One of my areas of interest within childbirth education is about the importance of birth as an experience. I know this isn’t necessarily a popular approach—more popular is to focus on evidence-based care, because using the dreaded “experience” word implies something too esoteric or “woo-woo,” OR it implies that women value the “experience” over a healthy baby (the very notion of which is so insulting to mothers that I can hardly stand it). However, I tend to think that an overemphasis on evidence-based care simply isn’t enough to explore and describe all that birth means for women. Women deserve even more than evidence-based care! (I actually have an article brewing that addresses this subject.) All too often women’s plans for beautiful births are dismissed with comments such as, “all that really matters is a healthy baby,” or “birth is just one day in a woman’s life.” I believe that wanting a healthy baby is a given and that giving birth is also a transformative rite of passage and life experience that has value in and of itself.

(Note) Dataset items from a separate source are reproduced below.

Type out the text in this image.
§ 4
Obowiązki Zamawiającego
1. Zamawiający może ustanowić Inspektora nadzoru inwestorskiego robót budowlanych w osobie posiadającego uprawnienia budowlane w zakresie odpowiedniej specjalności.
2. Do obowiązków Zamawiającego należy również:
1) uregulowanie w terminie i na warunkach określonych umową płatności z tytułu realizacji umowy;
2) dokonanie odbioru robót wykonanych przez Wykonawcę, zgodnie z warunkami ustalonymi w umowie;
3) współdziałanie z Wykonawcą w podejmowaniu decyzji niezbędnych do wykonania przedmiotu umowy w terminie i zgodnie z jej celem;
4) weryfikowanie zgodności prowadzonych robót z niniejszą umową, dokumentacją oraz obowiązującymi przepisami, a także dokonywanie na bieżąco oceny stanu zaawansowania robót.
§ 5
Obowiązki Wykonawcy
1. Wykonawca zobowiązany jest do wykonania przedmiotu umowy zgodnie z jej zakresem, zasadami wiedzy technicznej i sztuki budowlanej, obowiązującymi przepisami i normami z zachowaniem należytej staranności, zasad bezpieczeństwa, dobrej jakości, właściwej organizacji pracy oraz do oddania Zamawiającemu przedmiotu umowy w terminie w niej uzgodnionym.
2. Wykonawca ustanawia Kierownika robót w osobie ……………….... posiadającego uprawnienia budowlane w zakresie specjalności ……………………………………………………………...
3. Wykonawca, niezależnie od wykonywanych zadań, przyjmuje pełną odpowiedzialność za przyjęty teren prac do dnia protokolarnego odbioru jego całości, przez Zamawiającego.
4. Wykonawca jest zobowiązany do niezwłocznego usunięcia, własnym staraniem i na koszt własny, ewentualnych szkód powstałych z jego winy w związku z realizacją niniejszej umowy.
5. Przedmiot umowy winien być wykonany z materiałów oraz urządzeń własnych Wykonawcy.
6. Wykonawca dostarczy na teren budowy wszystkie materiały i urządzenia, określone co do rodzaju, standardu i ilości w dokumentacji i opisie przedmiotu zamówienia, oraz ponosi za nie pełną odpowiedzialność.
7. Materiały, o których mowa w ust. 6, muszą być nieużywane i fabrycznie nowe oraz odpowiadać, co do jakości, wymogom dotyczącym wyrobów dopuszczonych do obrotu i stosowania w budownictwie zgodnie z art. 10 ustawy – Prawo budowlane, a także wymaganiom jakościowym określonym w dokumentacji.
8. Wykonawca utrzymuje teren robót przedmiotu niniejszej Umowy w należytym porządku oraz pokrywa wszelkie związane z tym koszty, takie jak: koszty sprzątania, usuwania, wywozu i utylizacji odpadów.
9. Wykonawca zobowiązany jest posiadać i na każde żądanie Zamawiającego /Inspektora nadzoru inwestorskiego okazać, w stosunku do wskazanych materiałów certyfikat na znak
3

In the textbook Childbirth Education: Practice, Research, & Theory the concept of birth as a peak, or “flow” experience is addressed several times:
The joy and personal growth that can result from successfully meeting challenging experiences has been described as ‘flow experiences’…such experiences are generally better understood in athletics than in childbirth because the public understands athletic events to be character building and an effort or a struggle that requires skill, practice, and concentration and is not without pain. As such, athletic accomplishments are widely recognized for both the product and process…Society focuses the celebration of birth almost totally on the product–the baby–and is rather neutral about the process as long as the mother emerges healthy.
The book also shares the research that when mothers were interviewed postpartum who had had epidurals, their comments following birth focused almost totally on the baby. Women who had relied on relaxation and other non-pharmaceutical coping methods talked about the baby AND about the emotional and psychological benefits of their birth experiences. Women in both groups expressed satisfaction with their birth experiences, but for those in the epidural group “the element of personal accomplishment or mastery was missing in their comments.”
I believe that starting out the parenting adventure with a sense of “personal accomplishment and mastery” is a tremendous gift and I wish all expectant couples had the opportunity to experience birth in this way. In my classes, I strive to emphasize that both process (giving birth) and product (healthy baby, healthy mom) are important, and indeed, are inextricably linked.